Nineteen-year-old Chloe Cropper, of Clough Head Farm, Bacup, has qualified for the fourth World Sheep Dog Trials competition after making it through the national and international rounds.

This will be Chloe’s second world event, having made it through to the 2008 championship, aged just 16.

“It’s always good to get to the world championship. It’s a real buzz,” said Chloe.

“There are loads of good triallers who don’t manage to get through. It’s more about luck on the day.”

Chloe is the protege of her uncle Jim Cropper, 70, a renowned sheep dog trialler who gave Chloe her first dog, Rap, when she was 13 so he could teach her the basics of trialling.

He will also be competing at the championship, which is being held in England for the first time.

She said: “Uncle Jim taught me everything on his farm.

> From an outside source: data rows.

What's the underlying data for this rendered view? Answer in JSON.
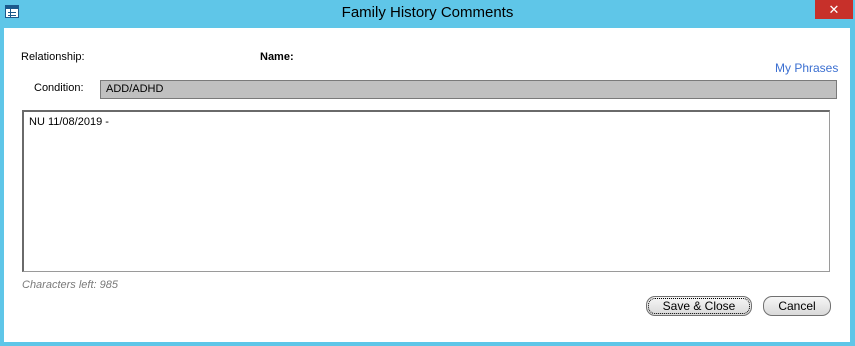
{
  "window": {
    "title": "Family History Comments",
    "close_glyph": "✕",
    "icon": "table-icon"
  },
  "form": {
    "relationship_label": "Relationship:",
    "name_label": "Name:",
    "my_phrases_link": "My Phrases",
    "condition_label": "Condition:",
    "condition_value": "ADD/ADHD",
    "comment_text": "NU 11/08/2019 -",
    "chars_left": "Characters left: 985"
  },
  "buttons": {
    "save_close": "Save & Close",
    "cancel": "Cancel"
  },
  "colors": {
    "titlebar": "#5fc6e8",
    "close": "#c7302a",
    "link": "#3b6fd1",
    "field_bg": "#c0c0c0"
  }
}
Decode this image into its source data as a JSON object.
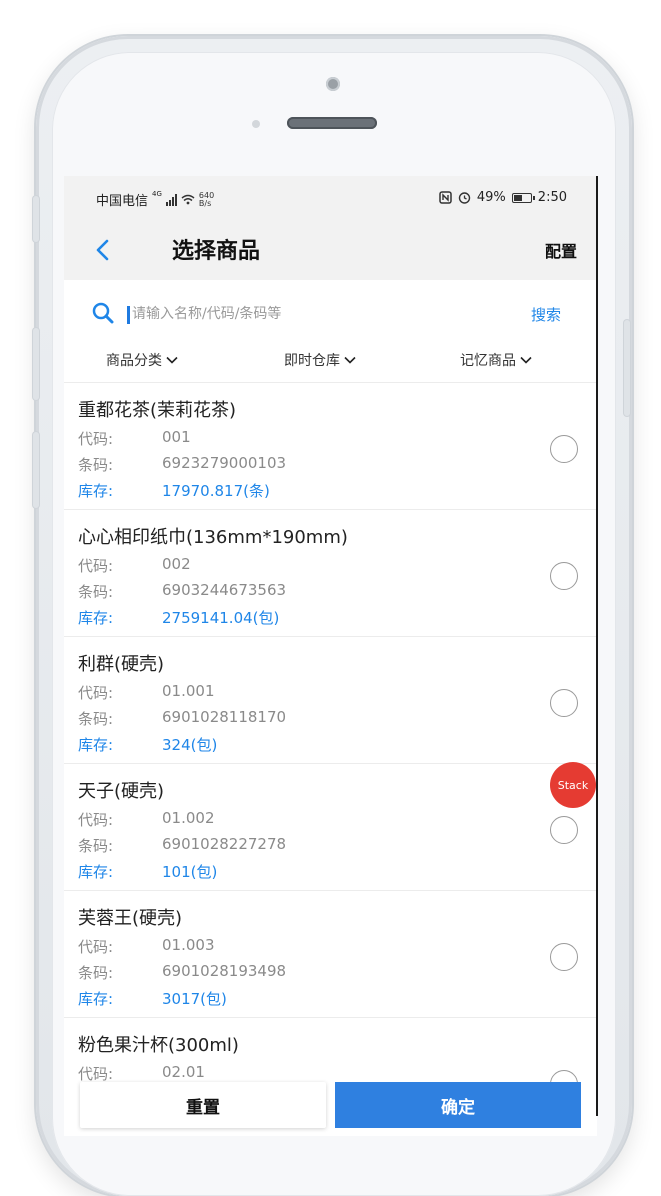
{
  "status_bar": {
    "carrier": "中国电信",
    "network_type": "4G",
    "net_speed_value": "640",
    "net_speed_unit": "B/s",
    "battery": "49%",
    "time": "2:50"
  },
  "nav": {
    "title": "选择商品",
    "config_label": "配置"
  },
  "search": {
    "placeholder": "请输入名称/代码/条码等",
    "value": "",
    "button_label": "搜索"
  },
  "filters": [
    {
      "label": "商品分类"
    },
    {
      "label": "即时仓库"
    },
    {
      "label": "记忆商品"
    }
  ],
  "labels": {
    "code": "代码:",
    "barcode": "条码:",
    "stock": "库存:"
  },
  "items": [
    {
      "name": "重都花茶(茉莉花茶)",
      "code": "001",
      "barcode": "6923279000103",
      "stock": "17970.817(条)",
      "selected": false
    },
    {
      "name": "心心相印纸巾(136mm*190mm)",
      "code": "002",
      "barcode": "6903244673563",
      "stock": "2759141.04(包)",
      "selected": false
    },
    {
      "name": "利群(硬壳)",
      "code": "01.001",
      "barcode": "6901028118170",
      "stock": "324(包)",
      "selected": false
    },
    {
      "name": "天子(硬壳)",
      "code": "01.002",
      "barcode": "6901028227278",
      "stock": "101(包)",
      "selected": false
    },
    {
      "name": "芙蓉王(硬壳)",
      "code": "01.003",
      "barcode": "6901028193498",
      "stock": "3017(包)",
      "selected": false
    },
    {
      "name": "粉色果汁杯(300ml)",
      "code": "02.01",
      "barcode": "",
      "stock": "",
      "selected": false
    }
  ],
  "floating_badge": "Stack",
  "buttons": {
    "reset": "重置",
    "confirm": "确定"
  },
  "colors": {
    "accent": "#1f86e8",
    "confirm_bg": "#2f80e0",
    "badge_bg": "#e53b32",
    "header_bg": "#f2f2f2"
  }
}
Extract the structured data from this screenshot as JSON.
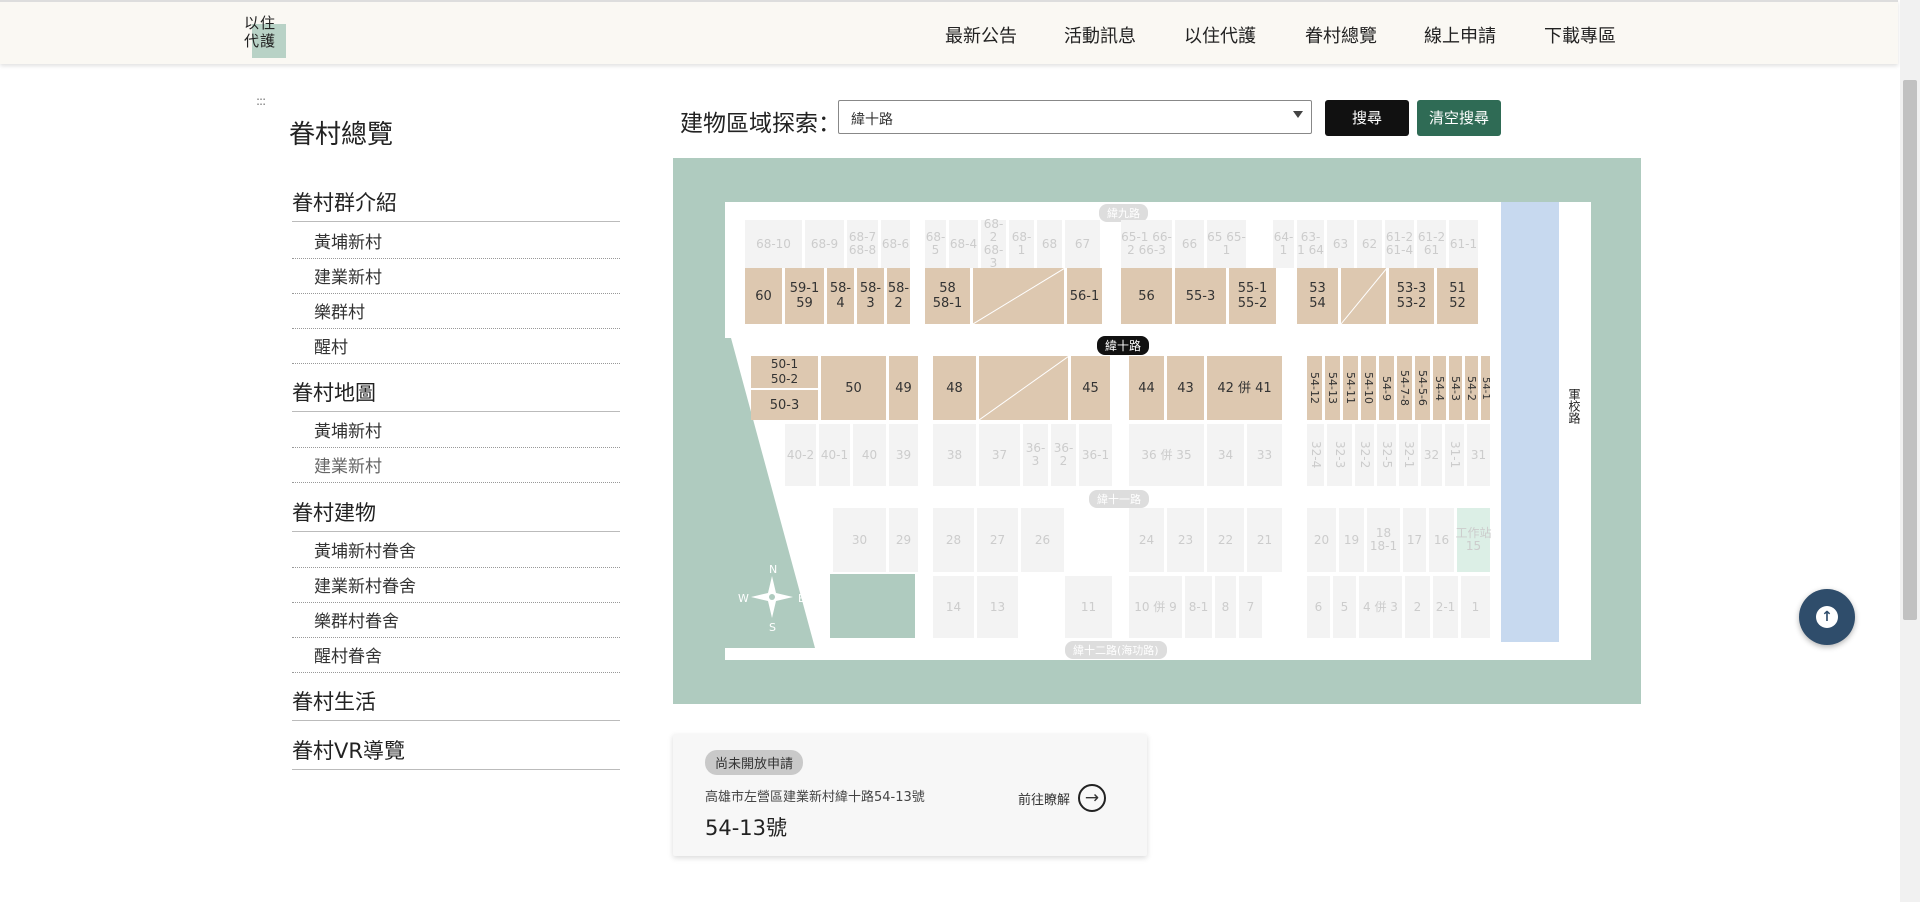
{
  "header": {
    "logo_line1": "以住",
    "logo_line2": "代護",
    "nav": [
      "最新公告",
      "活動訊息",
      "以住代護",
      "眷村總覽",
      "線上申請",
      "下載專區"
    ]
  },
  "sidebar": {
    "handle": ":::",
    "title": "眷村總覽",
    "sections": [
      {
        "label": "眷村群介紹",
        "items": [
          "黃埔新村",
          "建業新村",
          "樂群村",
          "醒村"
        ]
      },
      {
        "label": "眷村地圖",
        "items": [
          "黃埔新村",
          "建業新村"
        ]
      },
      {
        "label": "眷村建物",
        "items": [
          "黃埔新村眷舍",
          "建業新村眷舍",
          "樂群村眷舍",
          "醒村眷舍"
        ]
      },
      {
        "label": "眷村生活",
        "items": []
      },
      {
        "label": "眷村VR導覽",
        "items": []
      }
    ]
  },
  "search": {
    "label": "建物區域探索：",
    "selected": "緯十路",
    "search_button": "搜尋",
    "clear_button": "清空搜尋"
  },
  "map": {
    "roads": {
      "north": "緯九路",
      "middle": "緯十路",
      "south_mid": "緯十一路",
      "south": "緯十二路(海功路)",
      "east": "軍校路"
    },
    "compass": {
      "n": "N",
      "s": "S",
      "e": "E",
      "w": "W"
    },
    "active_row1": [
      "60",
      "59-1\n59",
      "58-4",
      "58-3",
      "58-2",
      "58\n58-1",
      "56-1",
      "56",
      "55-3",
      "55-1\n55-2",
      "53\n54",
      "53-3\n53-2",
      "51\n52"
    ],
    "active_row2": [
      "50-1\n50-2",
      "50-3",
      "50",
      "49",
      "48",
      "45",
      "44",
      "43",
      "42 併 41",
      "54-12",
      "54-13",
      "54-11",
      "54-10",
      "54-9",
      "54-7-8",
      "54-5-6",
      "54-4",
      "54-3",
      "54-2",
      "54-1"
    ],
    "ghost_top": [
      "68-10",
      "68-9",
      "68-7\n68-8",
      "68-6",
      "68-5",
      "68-4",
      "68-2\n68-3",
      "68-1",
      "68",
      "67",
      "65-1\n66-2\n66-3",
      "66",
      "65\n65-1",
      "64-1",
      "63-1\n64",
      "63",
      "62",
      "61-2\n61-4",
      "61-2\n61",
      "61-1"
    ],
    "ghost_mid": [
      "40-2",
      "40-1",
      "40",
      "39",
      "38",
      "37",
      "36-3",
      "36-2",
      "36-1",
      "36 併 35",
      "34",
      "33",
      "32-4",
      "32-3",
      "32-2",
      "32-5",
      "32-1",
      "32",
      "31-1",
      "31"
    ],
    "ghost_low": [
      "30",
      "29",
      "28",
      "27",
      "26",
      "24",
      "23",
      "22",
      "21",
      "20",
      "19",
      "18\n18-1",
      "17",
      "16",
      "工作站\n15"
    ],
    "ghost_bottom": [
      "14",
      "13",
      "11",
      "10 併 9",
      "8-1",
      "8",
      "7",
      "6",
      "5",
      "4 併 3",
      "2",
      "2-1",
      "1"
    ]
  },
  "info_card": {
    "badge": "尚未開放申請",
    "address": "高雄市左營區建業新村緯十路54-13號",
    "number": "54-13號",
    "link": "前往瞭解"
  },
  "colors": {
    "map_bg": "#afcbbf",
    "lot_active": "#ddc8b0",
    "road_blue": "#c7d9ef",
    "btn_clear": "#2f6b55",
    "fab": "#2f4d6b"
  }
}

We help each other and like to compete, but in a nice way.”

With her old dog, Roy, Chloe entered the 2008 World Trials Championship and also won the BBC’s One Man And His Dog young handler competition against a field of all male handlers in the same year.

Owners now bring their sheep dogs from all over the country for Chloe to train on the farm, where she keeps sheep and also trains her own dogs.

“I have about 20 dogs on the farm, which include other people’s. I have owners bringing them from everywhere to me.”

This year’s International Sheep Dog Society World Championship, at the Lowther Estate, near Penrith in Cumbria, will see Chloe enter her two-year-old dog, Ned.

The young trialler has trained Ned since he was a puppy, when he began to show a lot of talent.

A total of 240 dogs and handlers from 23 nations will compete in this year’s championship, some coming from as far away as Brazil and Japan.

Also competing from East Lancashire is Stephen Duckworth, 54, with his six-year-old dog, Spy.